Hacker News new | ask | show | jobs
by FooBarBizBazz 245 days ago
Isn't this solved with salt?
4 comments

This is how I did it. You generate a salt per logging context and combine with the base into a sha2 hash. The idea is that you ruin the ability to correlate PII across multiple instances in different isolated activities. For example, if John Doe opened a new account and then added a co-owner after the fact, it wouldn't be possible for my team to determine that it was the same person from the perspective of our logs.

This isn't perfect, but there hasn't been a single customer (bank) that pushed back against it yet.

Salting does mostly solve the problem from an information theory standpoint. Correlation analysis is a borderline paranoia thing if you are practicing reasonable hygiene elsewhere.

If it's salted, you can't share it with a third-party and determine who your customers in common are. (That's the point of the salt; to mean that my_hash(X) != your_hash(X)).
You actually can join it when the salt provider is a dedication shared entity. The entity rehashes the data of both organizations to use a shared salt. That is how different organizations join hashed data.
> A 2020 MacBook Air can hash every North American phone number in four hours

If you added a salt, this would still allow you to reverse some particular hashed phone number in about 4 hours, it just wouldn't allow you to do all of them at the same time.

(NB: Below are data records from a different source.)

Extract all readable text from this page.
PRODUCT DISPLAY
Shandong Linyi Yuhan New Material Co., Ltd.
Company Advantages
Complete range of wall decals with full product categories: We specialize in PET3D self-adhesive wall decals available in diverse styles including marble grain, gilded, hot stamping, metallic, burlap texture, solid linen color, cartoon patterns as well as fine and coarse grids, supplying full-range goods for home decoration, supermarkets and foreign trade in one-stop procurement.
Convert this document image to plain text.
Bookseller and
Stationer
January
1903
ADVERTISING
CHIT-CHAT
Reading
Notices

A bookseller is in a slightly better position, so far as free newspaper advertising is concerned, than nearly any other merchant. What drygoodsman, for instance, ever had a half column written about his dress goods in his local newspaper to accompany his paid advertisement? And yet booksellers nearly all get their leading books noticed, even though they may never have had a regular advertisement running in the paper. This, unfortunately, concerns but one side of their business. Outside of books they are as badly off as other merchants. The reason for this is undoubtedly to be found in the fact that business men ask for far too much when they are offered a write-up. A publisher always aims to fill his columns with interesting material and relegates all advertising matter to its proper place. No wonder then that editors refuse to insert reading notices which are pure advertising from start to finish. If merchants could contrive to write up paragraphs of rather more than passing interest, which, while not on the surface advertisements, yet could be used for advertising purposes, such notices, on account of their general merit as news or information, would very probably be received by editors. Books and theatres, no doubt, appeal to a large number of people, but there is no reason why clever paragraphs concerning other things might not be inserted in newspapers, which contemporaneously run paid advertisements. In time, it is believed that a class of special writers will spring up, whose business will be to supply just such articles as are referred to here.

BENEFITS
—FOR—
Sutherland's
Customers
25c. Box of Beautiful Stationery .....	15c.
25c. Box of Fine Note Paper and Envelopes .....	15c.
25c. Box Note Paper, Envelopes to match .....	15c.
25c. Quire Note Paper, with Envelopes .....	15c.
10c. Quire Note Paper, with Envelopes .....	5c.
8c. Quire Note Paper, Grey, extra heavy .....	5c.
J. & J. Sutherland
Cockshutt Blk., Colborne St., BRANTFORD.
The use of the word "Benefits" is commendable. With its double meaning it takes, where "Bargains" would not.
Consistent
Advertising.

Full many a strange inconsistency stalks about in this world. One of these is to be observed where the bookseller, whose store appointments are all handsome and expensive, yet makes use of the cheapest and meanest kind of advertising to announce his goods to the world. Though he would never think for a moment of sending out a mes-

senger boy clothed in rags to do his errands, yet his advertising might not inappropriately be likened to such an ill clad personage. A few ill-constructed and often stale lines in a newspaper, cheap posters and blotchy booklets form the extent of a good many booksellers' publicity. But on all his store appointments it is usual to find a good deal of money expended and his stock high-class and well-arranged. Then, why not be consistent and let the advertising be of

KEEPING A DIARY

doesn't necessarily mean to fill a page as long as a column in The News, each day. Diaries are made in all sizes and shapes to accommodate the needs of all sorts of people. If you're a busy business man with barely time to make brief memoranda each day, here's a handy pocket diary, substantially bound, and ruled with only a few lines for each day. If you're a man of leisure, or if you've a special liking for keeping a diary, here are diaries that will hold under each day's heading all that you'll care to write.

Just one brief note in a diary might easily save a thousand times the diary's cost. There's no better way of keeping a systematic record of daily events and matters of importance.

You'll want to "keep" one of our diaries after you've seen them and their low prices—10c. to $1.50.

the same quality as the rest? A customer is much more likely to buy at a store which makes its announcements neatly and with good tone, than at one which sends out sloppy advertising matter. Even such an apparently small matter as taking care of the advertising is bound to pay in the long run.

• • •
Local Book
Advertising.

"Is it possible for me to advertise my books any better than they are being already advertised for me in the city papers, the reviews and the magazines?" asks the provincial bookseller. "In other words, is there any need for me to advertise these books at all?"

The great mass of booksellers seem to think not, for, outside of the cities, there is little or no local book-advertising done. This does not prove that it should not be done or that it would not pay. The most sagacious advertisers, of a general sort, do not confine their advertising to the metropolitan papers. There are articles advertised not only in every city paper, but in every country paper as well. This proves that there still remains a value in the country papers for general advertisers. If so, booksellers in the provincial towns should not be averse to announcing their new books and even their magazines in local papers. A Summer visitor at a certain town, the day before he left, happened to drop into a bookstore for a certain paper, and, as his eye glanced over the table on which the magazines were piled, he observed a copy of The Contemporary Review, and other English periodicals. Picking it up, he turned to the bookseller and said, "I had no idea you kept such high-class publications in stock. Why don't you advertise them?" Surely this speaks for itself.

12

I do not agree. How will you reverse a salt with sufficient entropy? Imagine the salt is a 512 bit hex, the data is a ten decimal digit phone number, the generated hash is 512 bits of which the first 160 bits are used as the value. Now exactly how will you get the phone number back? Do you really think you can iterate over half of the possibilities of 512 bits in four hours?
You know the salt because it's stored alongside the hash. You're only iterating over the space of phone numbers.

If it's not stored alongside the hash it's not a salt, it's something else.

https://en.wikipedia.org/wiki/Salt_(cryptography)

> If it's not stored alongside the hash it's not a salt, it's something else.

That is not even true. The definition in the article does not substantiate it. There is no requirement for the salt to be stored alongside the hash.

The definition in the article is sufficiently clear. This is all that a salt is:

> a salt is random data fed as an additional input to a one-way function that hashes data

With regard to effective anonymization, the salt is stored by the generator, but not in the exported dataset.

If the "salt" is kept secret then I agree you can't brute force all the phone numbers so easily. But I don't agree that "salt" is the correct term for that technique.
A salt is very good if the input varies. If the input stays within a pre-defined range (e.g. phone numbers), salt does not work very well.
I do not agree that it doesn't work very well. How will you reverse a salt with sufficient entropy? Imagine the salt is a 512 bit hex, the data is a nine decimal digit SSN, the generated hash is 512 bits of which the first 160 bits are used as the value. Now exactly how is the salt not good enough?